Edmontonians say emotional goodbye to the Coliseum
'It's been such an emotional weekend with everybody coming out and telling their stories'
For years, Carol Bailey sat in the same seat while watching the Edmonton Oilers play at Northlands Coliseum.
From her plastic chair, she watched Wayne Gretzky lead her favourite NHL team to Stanley Cup victory after Stanley Cup victory in the late 1980s and early 1990s.
"It's just a whole pile of memories, good times," said Bailey, who took her seat in the building — which used to be known as Rexall Place — for the last time on Sunday.
With the Oilers now playing at Rogers Place (the new arena which took over hosting duties for many of the other major events coming to the city) the Coliseum is set to close at the end of the month.
To offer the public the chance to say a final farewell, Northlands opened up the facility on Sunday, partnering with the Candora Society to host a multicultural round dance.
Tim Reid, the president and CEO of Northlands, which operated the venue, said its "the perfect way to end things."
Saying goodbye is tough, but engaging in cultural and spiritual reflection is fitting, he said.
"It's been such an emotional weekend with everybody coming out and telling their stories and sitting in their old seats and telling me their favourite memories of the building," Reid said.
The Coliseum was built in 1974 as the Oilers' home rink.
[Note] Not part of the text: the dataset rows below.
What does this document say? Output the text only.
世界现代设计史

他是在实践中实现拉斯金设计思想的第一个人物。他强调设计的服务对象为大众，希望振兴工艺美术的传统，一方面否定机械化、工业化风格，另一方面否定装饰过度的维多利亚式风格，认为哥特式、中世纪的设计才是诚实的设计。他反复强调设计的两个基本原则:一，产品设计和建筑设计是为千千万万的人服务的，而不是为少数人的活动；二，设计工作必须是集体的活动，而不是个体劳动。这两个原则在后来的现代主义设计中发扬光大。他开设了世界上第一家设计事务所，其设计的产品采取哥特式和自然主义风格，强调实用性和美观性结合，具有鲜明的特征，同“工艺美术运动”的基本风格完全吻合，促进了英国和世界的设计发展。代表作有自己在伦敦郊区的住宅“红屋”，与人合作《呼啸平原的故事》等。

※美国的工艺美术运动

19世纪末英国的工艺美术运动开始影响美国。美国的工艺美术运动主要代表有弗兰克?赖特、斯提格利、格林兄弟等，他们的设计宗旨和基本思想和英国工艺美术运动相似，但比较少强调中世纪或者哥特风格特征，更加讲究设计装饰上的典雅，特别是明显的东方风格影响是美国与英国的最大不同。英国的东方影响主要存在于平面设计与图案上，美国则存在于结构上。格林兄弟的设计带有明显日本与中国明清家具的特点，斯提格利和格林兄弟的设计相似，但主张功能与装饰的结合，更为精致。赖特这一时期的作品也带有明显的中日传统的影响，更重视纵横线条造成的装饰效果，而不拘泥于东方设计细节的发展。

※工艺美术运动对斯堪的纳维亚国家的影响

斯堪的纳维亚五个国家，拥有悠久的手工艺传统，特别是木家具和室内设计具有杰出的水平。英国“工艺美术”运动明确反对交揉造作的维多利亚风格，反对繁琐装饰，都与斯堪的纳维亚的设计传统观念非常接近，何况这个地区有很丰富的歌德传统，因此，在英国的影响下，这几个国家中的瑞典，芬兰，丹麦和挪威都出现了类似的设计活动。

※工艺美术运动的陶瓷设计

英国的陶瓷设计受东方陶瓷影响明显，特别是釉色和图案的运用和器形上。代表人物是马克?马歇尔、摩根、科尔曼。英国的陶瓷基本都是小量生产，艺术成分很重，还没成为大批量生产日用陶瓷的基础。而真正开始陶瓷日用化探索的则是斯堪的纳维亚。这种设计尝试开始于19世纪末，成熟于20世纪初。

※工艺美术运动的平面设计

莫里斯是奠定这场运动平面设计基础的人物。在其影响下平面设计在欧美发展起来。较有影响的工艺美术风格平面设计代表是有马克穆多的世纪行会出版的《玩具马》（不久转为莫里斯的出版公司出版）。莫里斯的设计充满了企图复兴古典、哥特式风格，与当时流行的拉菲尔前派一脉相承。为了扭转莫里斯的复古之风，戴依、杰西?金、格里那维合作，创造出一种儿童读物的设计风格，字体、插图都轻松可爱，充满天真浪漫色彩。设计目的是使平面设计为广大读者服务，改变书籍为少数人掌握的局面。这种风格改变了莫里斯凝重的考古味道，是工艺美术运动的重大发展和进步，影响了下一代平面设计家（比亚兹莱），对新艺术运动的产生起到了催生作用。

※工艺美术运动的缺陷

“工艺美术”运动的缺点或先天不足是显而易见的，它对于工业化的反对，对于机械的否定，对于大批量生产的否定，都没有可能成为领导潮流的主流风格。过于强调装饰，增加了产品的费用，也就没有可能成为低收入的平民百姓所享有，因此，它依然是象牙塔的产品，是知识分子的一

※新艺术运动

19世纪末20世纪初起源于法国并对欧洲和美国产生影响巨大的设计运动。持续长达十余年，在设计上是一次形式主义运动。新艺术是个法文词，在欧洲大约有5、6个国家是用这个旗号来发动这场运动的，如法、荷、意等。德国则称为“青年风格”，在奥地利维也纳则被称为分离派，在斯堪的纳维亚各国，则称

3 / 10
Over the years, it has hosted other major events, including concerts and rodeo shows.
Once the building and surrounding land revert back to the city, the 44-year-old Coliseum could be demolished.
Mayor Don Iveson has previously told reporters the Coliseum could be saved if there was interest from a private investor to revitalize the building. Otherwise, keeping the building open is not "the economically viable option," Iveson said.